扉の横に落ちていたエリンの緑色の肩掛けを、ナイアルは拾い上げる。
「ビセンテさん、こっちの部屋の長椅子にお姫さま降ろしましょう。隊長、長靴のひも解いてくださーい」
拾い上げた肩掛けを大きく広げてぷん、と振る。ナイアルは中へ入って、長椅子に横たわるエリンに、それをかけてくるんでやった。何だか気持ちよさそうな、のんきな寝顔である。
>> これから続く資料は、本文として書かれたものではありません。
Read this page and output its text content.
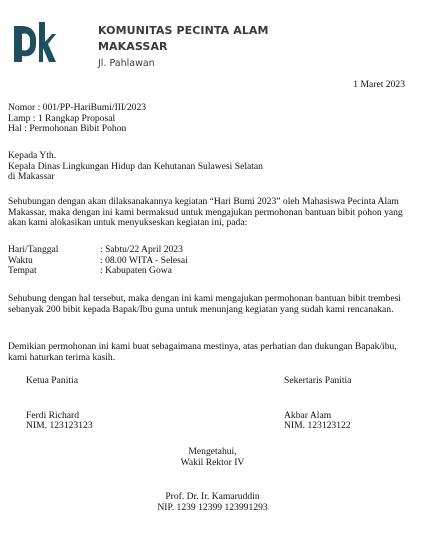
KOMUNITAS PECINTA ALAM
MAKASSAR
Jl. Pahlawan
1 Maret 2023
Nomor : 001/PP-HariBumi/III/2023
Lamp : 1 Rangkap Proposal
Hal : Permohonan Bibit Pohon
Kepada Yth.
Kepala Dinas Lingkungan Hidup dan Kehutanan Sulawesi Selatan
di Makassar
Sehubungan dengan akan dilaksanakannya kegiatan “Hari Bumi 2023” oleh Mahasiswa Pecinta Alam Makassar, maka dengan ini kami bermaksud untuk mengajukan permohonan bantuan bibit pohon yang akan kami alokasikan untuk menyukseskan kegiatan ini, pada:
Hari/Tanggal	: Sabtu/22 April 2023
Waktu	: 08.00 WITA - Selesai
Tempat	: Kabupaten Gowa
Sehubung dengan hal tersebut, maka dengan ini kami mengajukan permohonan bantuan bibit trembesi sebanyak 200 bibit kepada Bapak/Ibu guna untuk menunjang kegiatan yang sudah kami rencanakan.
Demikian permohonan ini kami buat sebagaimana mestinya, atas perhatian dan dukungan Bapak/ibu, kami haturkan terima kasih.
Ketua Panitia
Ferdi Richard
NIM. 123123123
Sekertaris Panitia
Akbar Alam
NIM. 123123122
Mengetahui,
Wakil Rektor IV
Prof. Dr. Ir. Kamaruddin
NIP. 1239 12399 123991293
「ま、心配ないだろ。夕方まで寝倒すくらい疲れてんなら、俺が帰る時に城に送ってこう…ビセンテ、付き合えよ」
獣人はうなづいた。どっちみち、彼は市内で働き出した母を迎えにゆくから、通り道である。
四人はぞろぞろ、部屋を出た。
「献立表の書式、どうすっかな」
「今のうちにもう一度、包丁ぜんぶ研いどこうかしらん」
「……うめの、えだ」
午後しごとの話が始まりかける。一番後ろでダンはふと、玄関脇の小卓を見た。
ひょいと芳名帳をのぞく。ミルドレの残していった古めかしい筆致の署名がくっきり、まっさらな布帳の中に座っている。
――ミルドレ・ナ・アリエと……。
彼はその上の名前を読んだ。
――偉大なる 女神 ……モリガン、と読むのかな……。へえ、あの人そういう名前だったんだ。聞かなかったな、モリガンさん。
安心して欲しい。かの女について、ミルドレがこういう風に書いたのは、これが初めてである。
同様に、その名をミルドレ以前につかった者はおらず、この第十三遊撃隊長にして金色のひまわり亭の現店長(副業)、本業お直し職人のダンが、史上初めて見知った一般人になったのだから。